Despite his role as engineer being made largely redundant, Ifill asserts that the administrator refuses to terminate his employment, leaving him in a perplexing limbo and preventing him from accessing the benefits he desperately needs.

The Antigua and Barbuda government is currently winding up LIAT 1974 Ltd, which was co-owned with Barbados, St Vincent and the Grenadines and Dominica. The airline is to be replaced by LIAT 2020 which will see its controlling interest being divested to Nigerian carrier Air Peace.

When the island-hopping carrier collapsed in 2020 89 Barbadian pilots, flight attendants and ground staff were dismissed.

The former employees engaged in a bitter, protracted struggle to receive severance payments. In early July, after three years of waiting, the former LIAT workers from Barbados who were among hundreds from across the region terminated by the airline, started collecting severance pay. This came two months after Mottley said in the Budget debate that Barbados would pay up to $75 000 in cash to each person and any amount above that would be paid in bonds.

However, since July 2020, Ifill has been on half pay, leaving him living “hand-to-mouth” and facing an uncertain future while the bills pile up.

He lamented the lack of communication about his future. He emphasised the irony of his situation, being the only LIAT employee not terminated to date, despite his role being redundant.

Desperate for resolution, he implored the authorities to intervene. He said: “It is starting to feel like I am being spited for just being a good worker. I have been trying to reach everybody [in authority] and I am going nowhere. I am in a pretty dire state because I am getting close to retirement, and I am getting close to a position where I will have nothing after putting in over 40 years of yeoman service, and nobody has been willing to tell me what my future holds.

“I am… out to sea because, to date, I have never been terminated by LIAT. I am the only person who has suffered that fate. And even though my position is largely redundant, LIAT administrator refuses to terminate me, for whatever reason I don’t know. I do absolutely nothing at this point in time, and I have sought for them to just terminate me so that I can qualify for severance and they have basically just refused.”

Ifill’s plea extends to the government, drawing a comparison with the proactive stance of the St Lucia government which paid out all its citizens who were made jobless when LIAT went into administration.

He emphasised that the assistance given to others, including nonnationals, should be extended to him as well.

He told Barbados TODAY: “What is hurtful about it is that you have the government of St Lucia who really started off the ball in helping LIAT workers. They have three persons who are still employed by LIAT 1974 Limited under administration. But when they paid their citizens, they paid everybody. They said, ‘as far as we are concerned, when LIAT went into administration, your services were terminated’.”

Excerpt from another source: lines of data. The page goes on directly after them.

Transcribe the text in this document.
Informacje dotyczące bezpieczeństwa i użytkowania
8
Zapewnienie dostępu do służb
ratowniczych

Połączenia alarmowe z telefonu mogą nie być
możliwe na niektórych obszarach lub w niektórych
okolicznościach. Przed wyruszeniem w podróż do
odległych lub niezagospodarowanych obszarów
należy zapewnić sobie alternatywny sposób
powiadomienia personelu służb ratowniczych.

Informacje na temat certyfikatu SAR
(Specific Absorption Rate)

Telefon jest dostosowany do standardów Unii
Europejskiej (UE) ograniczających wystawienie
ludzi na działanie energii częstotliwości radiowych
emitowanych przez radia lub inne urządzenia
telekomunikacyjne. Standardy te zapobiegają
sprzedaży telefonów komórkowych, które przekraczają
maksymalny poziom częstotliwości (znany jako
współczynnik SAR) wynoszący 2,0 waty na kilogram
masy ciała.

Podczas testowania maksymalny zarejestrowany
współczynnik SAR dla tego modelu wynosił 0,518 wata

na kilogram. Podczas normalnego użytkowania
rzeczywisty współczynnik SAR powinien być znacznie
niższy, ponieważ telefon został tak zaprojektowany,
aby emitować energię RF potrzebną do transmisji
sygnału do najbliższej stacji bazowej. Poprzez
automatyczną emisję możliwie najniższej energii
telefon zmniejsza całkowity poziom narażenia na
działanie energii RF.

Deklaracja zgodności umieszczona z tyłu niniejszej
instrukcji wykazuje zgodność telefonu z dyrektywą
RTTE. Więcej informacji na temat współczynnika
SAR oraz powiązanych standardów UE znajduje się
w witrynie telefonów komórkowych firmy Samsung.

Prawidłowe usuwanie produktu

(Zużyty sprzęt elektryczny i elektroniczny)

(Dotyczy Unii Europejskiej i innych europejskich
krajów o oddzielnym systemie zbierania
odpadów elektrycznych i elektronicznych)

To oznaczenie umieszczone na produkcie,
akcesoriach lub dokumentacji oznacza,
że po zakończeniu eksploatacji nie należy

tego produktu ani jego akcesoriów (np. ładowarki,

“Even though the Government of Barbados argued that it is not severance, it is a gift. That gift, where I am concerned, is tied to ‘but you weren’t severed’. And there is where I got a difficulty with them.”

“I can hardly make my bills, and in a few months when my age of retirement for LIAT comes up, I don’t know what happens to me… because I will have no income, I will have nothing if this continues,” the engineer said.

Ifill called on the administrator, Seaforth, to take a humane approach by issuing his termination letter.
He declared: “….Or it is in the hands of the government (and) the prime minister here to say, ‘well, let’s treat this one person that is left like we have treated all the others, and give him a gift, just as we’ve done for others’….”

In a separate development, some former LIAT employees in Barbados are still awaiting bonds that were promised by the Mia Mottley administration as part of the severance payment, Barbados TODAY has learned.

The government had allocated $10 million for compensation, assuring full reimbursement to those affected by LIAT’s mass terminations in 2020.

Efforts to reach Director of Finance Ian Carrington, Permanent Secretary in the Ministry of Finance Francine Blackman, and Seaforth, have been unsuccessful.